Notifications and indications are mechanisms that allow the server to send a message to the client. Thanks to them, the client does not have to poll the server for new data.
But the stereotypical GATT server is exactly the "small", peripheral device, like a thermometer. Given the energy restrictions, peripheral LE devices cannot take the initiative of a Bluetooth connection. But then, how the notification can be sent at all?
In BLE, when a server has data to send, it goes into Advertising mode, which sends some radio signal. Each profile specifies the time span and frequency that a device should advertise, balancing energy consumption against the probability of being found, as appropriate for the use cases covered by the profile.
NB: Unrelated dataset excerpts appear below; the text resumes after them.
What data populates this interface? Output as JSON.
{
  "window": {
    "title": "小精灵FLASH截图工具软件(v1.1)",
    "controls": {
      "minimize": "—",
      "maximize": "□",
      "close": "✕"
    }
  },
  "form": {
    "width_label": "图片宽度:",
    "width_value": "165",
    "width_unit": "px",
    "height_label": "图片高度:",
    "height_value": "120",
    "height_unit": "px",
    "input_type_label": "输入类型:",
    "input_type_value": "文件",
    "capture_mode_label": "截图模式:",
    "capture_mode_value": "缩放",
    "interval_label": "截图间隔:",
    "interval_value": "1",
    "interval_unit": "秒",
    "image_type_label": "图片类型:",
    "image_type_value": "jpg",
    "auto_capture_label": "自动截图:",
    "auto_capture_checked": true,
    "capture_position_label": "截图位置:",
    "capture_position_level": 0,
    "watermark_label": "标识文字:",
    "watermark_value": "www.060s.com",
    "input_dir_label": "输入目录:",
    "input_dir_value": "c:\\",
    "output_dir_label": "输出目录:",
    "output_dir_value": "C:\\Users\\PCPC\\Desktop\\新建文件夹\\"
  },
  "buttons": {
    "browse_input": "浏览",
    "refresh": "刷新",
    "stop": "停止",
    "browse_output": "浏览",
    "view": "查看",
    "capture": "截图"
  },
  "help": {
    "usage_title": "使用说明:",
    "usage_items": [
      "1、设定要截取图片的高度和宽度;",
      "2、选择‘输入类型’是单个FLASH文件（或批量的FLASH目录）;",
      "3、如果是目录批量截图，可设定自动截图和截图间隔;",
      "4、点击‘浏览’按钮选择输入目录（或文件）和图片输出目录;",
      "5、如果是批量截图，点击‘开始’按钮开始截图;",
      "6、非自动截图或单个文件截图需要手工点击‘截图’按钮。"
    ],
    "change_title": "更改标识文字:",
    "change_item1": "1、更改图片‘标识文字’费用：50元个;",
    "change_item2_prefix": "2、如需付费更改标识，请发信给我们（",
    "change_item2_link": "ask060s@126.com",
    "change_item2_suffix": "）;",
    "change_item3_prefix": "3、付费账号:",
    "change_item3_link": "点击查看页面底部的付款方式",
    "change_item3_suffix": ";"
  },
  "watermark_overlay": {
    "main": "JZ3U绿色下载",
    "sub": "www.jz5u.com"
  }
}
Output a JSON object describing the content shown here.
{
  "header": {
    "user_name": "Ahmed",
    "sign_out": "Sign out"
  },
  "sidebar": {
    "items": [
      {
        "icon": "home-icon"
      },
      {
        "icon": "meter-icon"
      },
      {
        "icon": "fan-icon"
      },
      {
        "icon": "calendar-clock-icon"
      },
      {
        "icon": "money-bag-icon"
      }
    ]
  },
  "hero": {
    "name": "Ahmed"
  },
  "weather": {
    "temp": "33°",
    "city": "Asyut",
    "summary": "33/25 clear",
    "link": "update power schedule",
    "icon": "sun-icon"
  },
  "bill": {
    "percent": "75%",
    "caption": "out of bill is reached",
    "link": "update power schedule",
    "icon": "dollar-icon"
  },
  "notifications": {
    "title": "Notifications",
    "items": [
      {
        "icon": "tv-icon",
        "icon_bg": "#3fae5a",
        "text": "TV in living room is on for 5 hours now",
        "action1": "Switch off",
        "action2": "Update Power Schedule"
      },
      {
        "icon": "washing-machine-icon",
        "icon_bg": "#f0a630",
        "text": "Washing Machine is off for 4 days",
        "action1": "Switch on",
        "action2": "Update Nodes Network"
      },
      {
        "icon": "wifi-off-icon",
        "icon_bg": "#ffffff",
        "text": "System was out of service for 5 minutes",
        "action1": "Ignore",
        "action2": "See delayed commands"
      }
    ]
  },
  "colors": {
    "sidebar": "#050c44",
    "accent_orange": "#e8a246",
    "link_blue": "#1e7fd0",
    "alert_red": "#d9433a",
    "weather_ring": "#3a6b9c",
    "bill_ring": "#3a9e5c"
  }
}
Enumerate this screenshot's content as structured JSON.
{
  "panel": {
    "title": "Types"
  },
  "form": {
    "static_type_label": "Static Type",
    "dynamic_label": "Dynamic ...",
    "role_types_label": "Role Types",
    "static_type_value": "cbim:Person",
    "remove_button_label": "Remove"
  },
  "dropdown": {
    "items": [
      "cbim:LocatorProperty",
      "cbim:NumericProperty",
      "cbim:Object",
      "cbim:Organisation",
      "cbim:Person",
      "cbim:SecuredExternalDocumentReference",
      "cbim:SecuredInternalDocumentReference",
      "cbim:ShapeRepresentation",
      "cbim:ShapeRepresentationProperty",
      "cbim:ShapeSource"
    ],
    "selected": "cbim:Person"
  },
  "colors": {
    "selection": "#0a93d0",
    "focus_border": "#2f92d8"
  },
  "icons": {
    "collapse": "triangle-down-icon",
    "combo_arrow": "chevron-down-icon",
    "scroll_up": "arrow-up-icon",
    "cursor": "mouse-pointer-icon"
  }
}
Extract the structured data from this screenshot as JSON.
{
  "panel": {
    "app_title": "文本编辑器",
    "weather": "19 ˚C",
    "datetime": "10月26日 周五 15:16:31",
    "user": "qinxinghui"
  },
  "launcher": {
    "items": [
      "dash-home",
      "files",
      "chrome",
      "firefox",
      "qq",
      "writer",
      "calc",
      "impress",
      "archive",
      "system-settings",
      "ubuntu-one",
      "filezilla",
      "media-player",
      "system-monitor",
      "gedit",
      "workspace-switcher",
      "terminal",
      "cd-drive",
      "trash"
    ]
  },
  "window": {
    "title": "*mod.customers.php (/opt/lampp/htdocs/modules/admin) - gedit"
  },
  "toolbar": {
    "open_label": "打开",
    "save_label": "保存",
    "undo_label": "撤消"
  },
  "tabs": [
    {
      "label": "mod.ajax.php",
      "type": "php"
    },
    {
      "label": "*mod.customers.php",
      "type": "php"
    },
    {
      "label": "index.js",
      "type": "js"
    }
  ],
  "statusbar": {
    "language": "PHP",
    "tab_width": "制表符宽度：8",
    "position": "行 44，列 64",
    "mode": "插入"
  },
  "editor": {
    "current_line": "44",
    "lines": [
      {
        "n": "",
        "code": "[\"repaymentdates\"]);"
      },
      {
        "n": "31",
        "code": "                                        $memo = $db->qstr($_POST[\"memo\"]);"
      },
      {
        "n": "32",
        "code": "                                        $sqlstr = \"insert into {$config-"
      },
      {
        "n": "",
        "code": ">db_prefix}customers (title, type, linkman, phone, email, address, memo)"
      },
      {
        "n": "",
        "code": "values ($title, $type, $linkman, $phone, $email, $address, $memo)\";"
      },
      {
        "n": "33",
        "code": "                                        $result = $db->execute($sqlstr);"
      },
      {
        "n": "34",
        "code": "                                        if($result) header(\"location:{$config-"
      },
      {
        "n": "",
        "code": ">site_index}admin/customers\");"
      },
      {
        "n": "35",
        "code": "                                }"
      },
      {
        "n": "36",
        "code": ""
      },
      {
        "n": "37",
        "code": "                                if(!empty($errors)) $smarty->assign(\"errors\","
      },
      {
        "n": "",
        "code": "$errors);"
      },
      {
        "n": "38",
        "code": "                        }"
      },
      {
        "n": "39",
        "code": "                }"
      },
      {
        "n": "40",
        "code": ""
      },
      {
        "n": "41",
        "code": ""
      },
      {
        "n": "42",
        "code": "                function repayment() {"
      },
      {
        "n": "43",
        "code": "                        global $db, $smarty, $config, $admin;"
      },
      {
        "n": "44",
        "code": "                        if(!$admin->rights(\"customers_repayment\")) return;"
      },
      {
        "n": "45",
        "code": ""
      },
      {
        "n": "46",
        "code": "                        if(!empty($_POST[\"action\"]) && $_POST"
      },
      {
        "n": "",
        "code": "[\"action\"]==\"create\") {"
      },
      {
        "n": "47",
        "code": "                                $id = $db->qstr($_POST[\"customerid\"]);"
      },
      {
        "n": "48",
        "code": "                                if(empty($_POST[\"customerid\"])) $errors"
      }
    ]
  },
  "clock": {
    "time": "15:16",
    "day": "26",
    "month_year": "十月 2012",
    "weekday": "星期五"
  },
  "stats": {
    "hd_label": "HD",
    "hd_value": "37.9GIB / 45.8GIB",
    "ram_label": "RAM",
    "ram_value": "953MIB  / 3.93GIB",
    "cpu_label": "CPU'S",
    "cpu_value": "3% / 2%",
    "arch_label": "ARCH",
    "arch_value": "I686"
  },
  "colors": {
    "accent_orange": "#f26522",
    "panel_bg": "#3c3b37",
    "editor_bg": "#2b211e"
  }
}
The central device is in "listening mode" all the time. When it listens an advertisement, and the advertising device is known (i.e. it is paired or whitelisted with that central device) it should connect to the peripheral device.
Once the connection is up, the GATT communication can flow and the notification can be delivered. The typical sequence is: 1) server advertises; 2) client connects; 3) server notifies.
At this point, either side can establish a timeout for disconnection if no more notifications are received. The "best" timeout depends on the use case; a service with infrequent notifications and no real-time ambitions may just disconnect immediately to save energy.
The BLE advertisement/reconnection mechanism is very, very fast — a major improvement from classic Bluetooth. So it does not add much latency, and may be used even by HID devices like keyboards and mouses.
As mentioned, the typical GATT server is a peripheral device (and the typical GATT client is a central device), but this is not mandatory. We may have peripheral clients and central servers. In this case, the client would go to Advertising mode when it wants to query the server.